Duh! Of course you're right. Just goes to show I should stick to programming rather than trying to explain what Atherton's doing to my machines...because I can solder largish parts I shouldn't think I'm a hardware guy!

#11

Great writeup, Dave! After seeing your old TI at HHC2011 and having the delightful experience of meeting you and your wife, your postings are appreciated even more.

"Our dystopian future" indeed!


#12

Thanks Jim...

#13

Beautiful pics. Are you planning on making a website documenting the restoration?

Dave


#14

My wife keeps telling me I should do a web site for my whole collection. That would take weeks. On the other hand she's probably right...and a section on the 9100 restoration would make for interesting reading...
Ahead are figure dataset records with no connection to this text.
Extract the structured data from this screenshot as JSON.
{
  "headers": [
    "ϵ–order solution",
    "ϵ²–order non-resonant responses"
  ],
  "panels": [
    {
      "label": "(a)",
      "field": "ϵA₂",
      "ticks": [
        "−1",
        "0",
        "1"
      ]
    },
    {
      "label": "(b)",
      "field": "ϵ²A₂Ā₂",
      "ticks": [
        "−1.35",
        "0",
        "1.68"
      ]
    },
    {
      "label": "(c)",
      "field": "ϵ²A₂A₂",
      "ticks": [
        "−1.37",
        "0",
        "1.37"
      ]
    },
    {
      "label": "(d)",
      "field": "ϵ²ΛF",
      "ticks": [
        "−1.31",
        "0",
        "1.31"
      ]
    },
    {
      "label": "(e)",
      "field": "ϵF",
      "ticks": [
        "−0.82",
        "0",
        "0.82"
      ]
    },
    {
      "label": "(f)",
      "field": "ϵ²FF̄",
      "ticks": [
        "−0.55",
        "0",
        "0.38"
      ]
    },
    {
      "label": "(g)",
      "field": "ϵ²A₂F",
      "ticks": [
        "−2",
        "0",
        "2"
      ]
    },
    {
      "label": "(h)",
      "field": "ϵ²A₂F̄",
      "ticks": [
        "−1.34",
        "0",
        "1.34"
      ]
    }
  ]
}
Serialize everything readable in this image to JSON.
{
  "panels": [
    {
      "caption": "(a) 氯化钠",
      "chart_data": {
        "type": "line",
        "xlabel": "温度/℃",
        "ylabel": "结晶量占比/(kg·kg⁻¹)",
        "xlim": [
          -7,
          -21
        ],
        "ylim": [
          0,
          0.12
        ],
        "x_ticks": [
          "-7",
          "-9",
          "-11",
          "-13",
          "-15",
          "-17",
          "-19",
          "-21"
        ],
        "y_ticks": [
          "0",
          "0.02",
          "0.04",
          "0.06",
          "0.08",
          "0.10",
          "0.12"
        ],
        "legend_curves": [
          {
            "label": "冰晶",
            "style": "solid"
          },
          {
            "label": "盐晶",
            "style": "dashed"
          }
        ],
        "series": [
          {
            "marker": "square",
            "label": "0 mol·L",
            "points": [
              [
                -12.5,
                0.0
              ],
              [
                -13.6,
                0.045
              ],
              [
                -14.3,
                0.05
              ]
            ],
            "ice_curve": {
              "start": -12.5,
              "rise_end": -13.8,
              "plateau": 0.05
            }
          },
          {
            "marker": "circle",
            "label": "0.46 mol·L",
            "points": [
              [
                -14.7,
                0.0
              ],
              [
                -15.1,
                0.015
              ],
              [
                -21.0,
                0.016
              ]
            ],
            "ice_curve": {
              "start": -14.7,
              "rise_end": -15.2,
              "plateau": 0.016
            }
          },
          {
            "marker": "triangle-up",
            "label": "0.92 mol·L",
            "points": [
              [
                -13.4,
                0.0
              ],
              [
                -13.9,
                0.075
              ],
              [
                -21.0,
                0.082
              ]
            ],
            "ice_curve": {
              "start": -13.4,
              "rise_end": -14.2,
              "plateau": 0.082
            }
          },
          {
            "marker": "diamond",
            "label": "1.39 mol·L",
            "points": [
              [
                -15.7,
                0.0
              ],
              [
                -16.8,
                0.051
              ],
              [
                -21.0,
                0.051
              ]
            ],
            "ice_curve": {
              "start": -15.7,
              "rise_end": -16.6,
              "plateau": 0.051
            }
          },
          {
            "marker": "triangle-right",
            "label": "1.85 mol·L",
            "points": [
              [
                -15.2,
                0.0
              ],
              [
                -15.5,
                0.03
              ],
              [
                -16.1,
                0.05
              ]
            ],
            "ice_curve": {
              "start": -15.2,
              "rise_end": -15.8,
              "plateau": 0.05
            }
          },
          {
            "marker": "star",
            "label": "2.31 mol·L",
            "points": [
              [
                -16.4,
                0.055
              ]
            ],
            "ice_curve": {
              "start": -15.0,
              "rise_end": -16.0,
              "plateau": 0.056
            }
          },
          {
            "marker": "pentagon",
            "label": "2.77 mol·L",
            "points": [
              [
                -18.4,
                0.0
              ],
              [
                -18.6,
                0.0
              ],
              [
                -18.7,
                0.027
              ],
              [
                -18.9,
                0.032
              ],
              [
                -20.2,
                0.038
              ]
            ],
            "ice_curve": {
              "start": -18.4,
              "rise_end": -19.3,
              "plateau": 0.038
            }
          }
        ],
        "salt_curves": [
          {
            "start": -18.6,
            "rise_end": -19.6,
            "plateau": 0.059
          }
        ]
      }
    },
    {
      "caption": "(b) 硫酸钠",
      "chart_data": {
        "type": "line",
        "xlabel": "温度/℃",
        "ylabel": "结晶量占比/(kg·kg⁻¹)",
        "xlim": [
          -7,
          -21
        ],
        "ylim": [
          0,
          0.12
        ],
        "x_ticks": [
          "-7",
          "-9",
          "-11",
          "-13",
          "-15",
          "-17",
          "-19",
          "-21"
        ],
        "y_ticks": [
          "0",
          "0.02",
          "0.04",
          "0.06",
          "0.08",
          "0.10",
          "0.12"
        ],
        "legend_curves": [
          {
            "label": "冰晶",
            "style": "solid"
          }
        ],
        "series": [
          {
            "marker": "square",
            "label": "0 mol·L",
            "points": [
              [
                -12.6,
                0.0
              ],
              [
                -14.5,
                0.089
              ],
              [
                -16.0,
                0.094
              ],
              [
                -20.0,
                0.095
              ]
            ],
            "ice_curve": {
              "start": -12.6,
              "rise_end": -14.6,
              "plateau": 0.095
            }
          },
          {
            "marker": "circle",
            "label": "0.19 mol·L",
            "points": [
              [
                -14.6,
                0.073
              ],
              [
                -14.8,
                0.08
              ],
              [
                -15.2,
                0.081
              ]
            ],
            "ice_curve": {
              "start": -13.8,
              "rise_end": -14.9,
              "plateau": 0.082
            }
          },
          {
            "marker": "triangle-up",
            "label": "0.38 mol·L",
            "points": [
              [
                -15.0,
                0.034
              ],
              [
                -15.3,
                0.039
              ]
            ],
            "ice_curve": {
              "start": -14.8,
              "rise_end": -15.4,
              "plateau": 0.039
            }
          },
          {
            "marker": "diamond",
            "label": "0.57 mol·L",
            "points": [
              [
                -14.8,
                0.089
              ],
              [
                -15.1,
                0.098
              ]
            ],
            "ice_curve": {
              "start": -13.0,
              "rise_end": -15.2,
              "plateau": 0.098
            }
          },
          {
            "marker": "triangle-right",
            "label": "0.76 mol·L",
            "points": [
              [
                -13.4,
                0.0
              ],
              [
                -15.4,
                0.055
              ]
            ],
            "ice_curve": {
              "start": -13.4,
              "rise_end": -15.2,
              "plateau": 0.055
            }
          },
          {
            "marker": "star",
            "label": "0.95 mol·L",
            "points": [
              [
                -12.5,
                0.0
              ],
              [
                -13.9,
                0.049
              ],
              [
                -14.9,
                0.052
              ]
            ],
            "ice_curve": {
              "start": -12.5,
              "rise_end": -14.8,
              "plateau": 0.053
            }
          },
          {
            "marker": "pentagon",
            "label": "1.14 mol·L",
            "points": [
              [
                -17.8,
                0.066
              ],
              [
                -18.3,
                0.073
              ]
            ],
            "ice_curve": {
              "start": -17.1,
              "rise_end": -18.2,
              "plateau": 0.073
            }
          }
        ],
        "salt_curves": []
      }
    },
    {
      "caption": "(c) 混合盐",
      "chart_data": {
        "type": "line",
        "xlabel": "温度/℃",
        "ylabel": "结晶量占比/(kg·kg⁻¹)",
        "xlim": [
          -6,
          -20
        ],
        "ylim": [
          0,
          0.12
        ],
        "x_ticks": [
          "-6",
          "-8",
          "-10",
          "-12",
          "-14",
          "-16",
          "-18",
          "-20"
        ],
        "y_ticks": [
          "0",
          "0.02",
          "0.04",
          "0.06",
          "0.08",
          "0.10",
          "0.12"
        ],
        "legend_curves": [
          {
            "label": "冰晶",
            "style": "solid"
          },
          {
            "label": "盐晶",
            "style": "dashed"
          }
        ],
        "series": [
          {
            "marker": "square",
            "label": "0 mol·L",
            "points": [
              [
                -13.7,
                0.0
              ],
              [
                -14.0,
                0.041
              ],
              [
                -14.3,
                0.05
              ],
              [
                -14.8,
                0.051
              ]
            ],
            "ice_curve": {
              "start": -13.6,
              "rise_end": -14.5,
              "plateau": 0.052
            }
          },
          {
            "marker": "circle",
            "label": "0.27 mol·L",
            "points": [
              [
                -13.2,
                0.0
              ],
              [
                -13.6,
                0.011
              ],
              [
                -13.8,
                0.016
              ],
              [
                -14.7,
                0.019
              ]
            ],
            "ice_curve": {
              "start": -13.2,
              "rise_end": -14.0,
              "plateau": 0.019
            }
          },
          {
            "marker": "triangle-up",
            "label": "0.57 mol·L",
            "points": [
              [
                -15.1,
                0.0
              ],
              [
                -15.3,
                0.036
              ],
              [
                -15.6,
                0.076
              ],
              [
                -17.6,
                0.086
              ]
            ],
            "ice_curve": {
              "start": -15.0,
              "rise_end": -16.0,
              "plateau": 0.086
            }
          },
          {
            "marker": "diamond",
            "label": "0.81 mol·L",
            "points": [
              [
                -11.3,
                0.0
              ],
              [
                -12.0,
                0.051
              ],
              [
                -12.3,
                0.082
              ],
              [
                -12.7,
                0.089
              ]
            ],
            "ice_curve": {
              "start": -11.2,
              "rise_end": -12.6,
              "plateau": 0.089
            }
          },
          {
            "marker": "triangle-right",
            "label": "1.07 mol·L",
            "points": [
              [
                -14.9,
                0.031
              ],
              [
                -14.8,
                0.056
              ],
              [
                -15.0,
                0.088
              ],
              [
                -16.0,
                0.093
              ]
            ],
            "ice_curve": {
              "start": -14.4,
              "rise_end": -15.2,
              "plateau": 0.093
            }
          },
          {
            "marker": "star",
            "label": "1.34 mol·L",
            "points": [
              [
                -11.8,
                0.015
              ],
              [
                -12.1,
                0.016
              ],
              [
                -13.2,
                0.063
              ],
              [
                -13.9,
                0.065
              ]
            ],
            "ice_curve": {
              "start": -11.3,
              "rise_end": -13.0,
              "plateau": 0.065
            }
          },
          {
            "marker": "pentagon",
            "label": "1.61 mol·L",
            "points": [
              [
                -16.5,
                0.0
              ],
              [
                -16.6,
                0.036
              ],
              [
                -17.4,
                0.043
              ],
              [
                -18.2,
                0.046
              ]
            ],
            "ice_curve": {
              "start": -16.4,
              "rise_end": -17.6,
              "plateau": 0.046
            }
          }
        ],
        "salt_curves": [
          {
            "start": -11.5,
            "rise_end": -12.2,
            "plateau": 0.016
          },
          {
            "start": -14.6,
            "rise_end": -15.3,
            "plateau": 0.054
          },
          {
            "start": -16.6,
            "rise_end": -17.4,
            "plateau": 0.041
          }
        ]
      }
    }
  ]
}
Since I host and run my own servers it wouldn't be hard, just tedious.

#15

Really very nice and clean work. They must be happy to have found a home like yours :-)

BTW and FYI, I know "the hoi-polloi" (a bit redundant, isn't it?) as ho-ochlos ;-)

#16

Quote:
There! Much better. To those who might complain that this was completely unnecessary, I simply retort that Art is always misunderstood by the hoi-polloi...

I suppose the rest of the world has eventually caught up with
the electronic manufacturing finesse of HP (and to be fair
perhaps others such as Tektronics, etc..). Yet it did take
several decades to close that gap.

I recall on the occasions I've needed to prod internals of HP
equipment in the mid 80s, I simply didn't want to close it back
up. It was by any measure manufacturing elevated to an art form
far more worthy for display as a wall hanging rather than
suffocating in ABS.

Looks like a fun project BTW. ;)


#17

That's the only design flaw in the 9100: it should have had a transparent package.